I think this is a too broad view of the subject. Why is there a Multiprocessor systems section? They are not distibuted at all! --84.220.108.55 12:26, 27 August 2005 (UTC)
[edit] Effects on component life, energy consumption, etc
Does anyone have any data about the effect running distributed computing programs has on component life, energy consumption, etc? --203.26.206.129 03:37, 13 Apr 2004 (UTC)
-
- I second! I was going to ask that myself! FireWire (talk) 07:04, 19 March 2008 (UTC)
[edit] rm: Project Dolphin
- Project Dolphin takes a count of the number of keys you press on your keyboard. This is mostly an event made of teams.
Removing this non-information from the article. There is no description of at least a goal of the project, nor links to Wikipedia or elsewhere. The one link I found, http://dolphin.twistification.net, seems to be dead. And what is an "event made of teams"?

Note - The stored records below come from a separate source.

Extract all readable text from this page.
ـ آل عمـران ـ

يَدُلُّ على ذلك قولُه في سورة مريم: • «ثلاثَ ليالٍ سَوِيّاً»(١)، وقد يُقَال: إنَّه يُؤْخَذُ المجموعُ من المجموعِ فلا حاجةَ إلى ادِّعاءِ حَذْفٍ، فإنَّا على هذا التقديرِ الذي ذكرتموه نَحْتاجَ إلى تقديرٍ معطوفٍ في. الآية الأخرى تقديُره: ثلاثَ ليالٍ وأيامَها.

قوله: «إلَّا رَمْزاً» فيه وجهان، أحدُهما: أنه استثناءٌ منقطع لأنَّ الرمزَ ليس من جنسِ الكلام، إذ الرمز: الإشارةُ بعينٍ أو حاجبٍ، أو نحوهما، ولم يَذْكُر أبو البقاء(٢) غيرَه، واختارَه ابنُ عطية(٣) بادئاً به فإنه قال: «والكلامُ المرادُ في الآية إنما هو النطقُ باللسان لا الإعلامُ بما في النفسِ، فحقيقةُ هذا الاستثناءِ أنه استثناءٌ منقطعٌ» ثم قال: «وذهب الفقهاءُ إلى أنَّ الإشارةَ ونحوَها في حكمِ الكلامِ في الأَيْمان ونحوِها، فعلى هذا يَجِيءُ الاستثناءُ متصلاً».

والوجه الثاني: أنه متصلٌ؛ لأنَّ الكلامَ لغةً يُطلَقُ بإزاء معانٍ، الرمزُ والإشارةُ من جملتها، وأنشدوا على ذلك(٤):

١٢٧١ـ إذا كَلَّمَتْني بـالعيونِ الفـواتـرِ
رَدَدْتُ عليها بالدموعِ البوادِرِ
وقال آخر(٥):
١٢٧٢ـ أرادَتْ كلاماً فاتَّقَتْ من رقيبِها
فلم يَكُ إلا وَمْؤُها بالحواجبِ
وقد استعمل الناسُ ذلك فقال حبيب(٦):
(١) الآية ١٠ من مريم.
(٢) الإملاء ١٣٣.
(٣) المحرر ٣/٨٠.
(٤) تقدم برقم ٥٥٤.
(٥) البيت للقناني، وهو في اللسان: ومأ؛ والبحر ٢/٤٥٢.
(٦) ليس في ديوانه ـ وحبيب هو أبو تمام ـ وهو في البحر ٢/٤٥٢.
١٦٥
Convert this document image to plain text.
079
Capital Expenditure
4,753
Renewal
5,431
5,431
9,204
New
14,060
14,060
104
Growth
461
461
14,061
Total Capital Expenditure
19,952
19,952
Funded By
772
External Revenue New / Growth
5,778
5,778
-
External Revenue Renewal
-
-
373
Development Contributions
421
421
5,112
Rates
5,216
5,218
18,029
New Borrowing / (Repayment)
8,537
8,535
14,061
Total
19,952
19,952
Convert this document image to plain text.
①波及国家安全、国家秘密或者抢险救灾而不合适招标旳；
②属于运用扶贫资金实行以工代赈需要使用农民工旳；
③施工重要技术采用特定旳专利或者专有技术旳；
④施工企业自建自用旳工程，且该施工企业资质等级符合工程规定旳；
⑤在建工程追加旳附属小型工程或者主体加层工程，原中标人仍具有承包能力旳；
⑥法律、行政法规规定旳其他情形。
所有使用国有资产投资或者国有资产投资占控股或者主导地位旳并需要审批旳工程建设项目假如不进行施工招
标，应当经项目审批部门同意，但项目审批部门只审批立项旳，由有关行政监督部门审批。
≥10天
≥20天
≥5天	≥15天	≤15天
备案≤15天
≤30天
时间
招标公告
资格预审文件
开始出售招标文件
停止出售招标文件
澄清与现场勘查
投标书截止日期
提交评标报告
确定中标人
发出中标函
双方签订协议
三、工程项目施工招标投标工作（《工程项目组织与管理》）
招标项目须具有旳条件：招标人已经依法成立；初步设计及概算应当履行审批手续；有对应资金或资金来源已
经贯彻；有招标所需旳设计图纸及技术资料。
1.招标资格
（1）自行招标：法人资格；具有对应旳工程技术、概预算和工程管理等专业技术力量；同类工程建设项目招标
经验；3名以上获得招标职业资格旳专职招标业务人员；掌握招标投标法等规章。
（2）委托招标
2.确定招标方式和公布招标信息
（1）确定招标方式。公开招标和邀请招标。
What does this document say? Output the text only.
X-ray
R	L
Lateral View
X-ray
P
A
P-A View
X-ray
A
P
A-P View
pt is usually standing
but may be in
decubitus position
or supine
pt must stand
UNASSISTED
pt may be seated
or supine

—Herbee 18:42, 2004 May 24 (UTC)
[edit] Distributing Operating System - separate article?
Distributed operating systems are quite different than distributed computing and they deserve an article on their own, IMHO. I will wait for answer for some time and then start such article if nobody will oppose it.Szopen 11:47, 16 Sep 2004 (UTC)
Plan 9 is one of the distributed operating systems
-
- I agree, this article doesn't say anything about what a distributed operating system is, yet distributed operating system links to this article. --Abdull 10:04, 5 December 2006 (UTC)
[edit] Distributed computing - a category on its own?
Also, here we use "distributed computing" as a name for whole class of problems, of which recent fashionable terms like grids etc are just another one incarnation. I think the topic deserve a category on its own, and articles on problem such as FLP impossibility result, failure detectors, software distributed shared memory, prediction, etc etc Szopen 12:10, 16 Sep 2004 (UTC)
[edit] DISTRIBUTED Computing
Why Are Y'all steering folks AWAY from DISTRIBUTED Computing??Folding@Home ?!?!?!? I will join either organization that get's my 'LINDOWZ' linux machine to work on Work-Units... Even 'Koppix' LOL I've done 25 F@H WU's while folding [Console mode] along with GooGle-Labs-F@H [Client mode]on my WinTel CPU and I'm dieing to try a install with a FLASH Drive - I think it would be a 'GAS' ! [$25/128megger-stick ] adding the most successful 'Folding At Home' [Protiens] to the catagories [ I hope ! ] re: http://folding.stanford.edu/faq.html , http://folding.stanford.edu/FAH3.html --144.160.5.25, 00:54, 2 Dec 2004
- Nope not steering away, just biding our time. -- Dbroadwell
[edit] Definition
There is no definition what is 'distributed computing' in this article. In my opinion distributed computing means programs located on physically separated computers which must communicate in some way in order to complete a given computing task. saer
And what would be the difference between Distributed systems then? Szopen 11:33, 28 Jan 2005 (UTC)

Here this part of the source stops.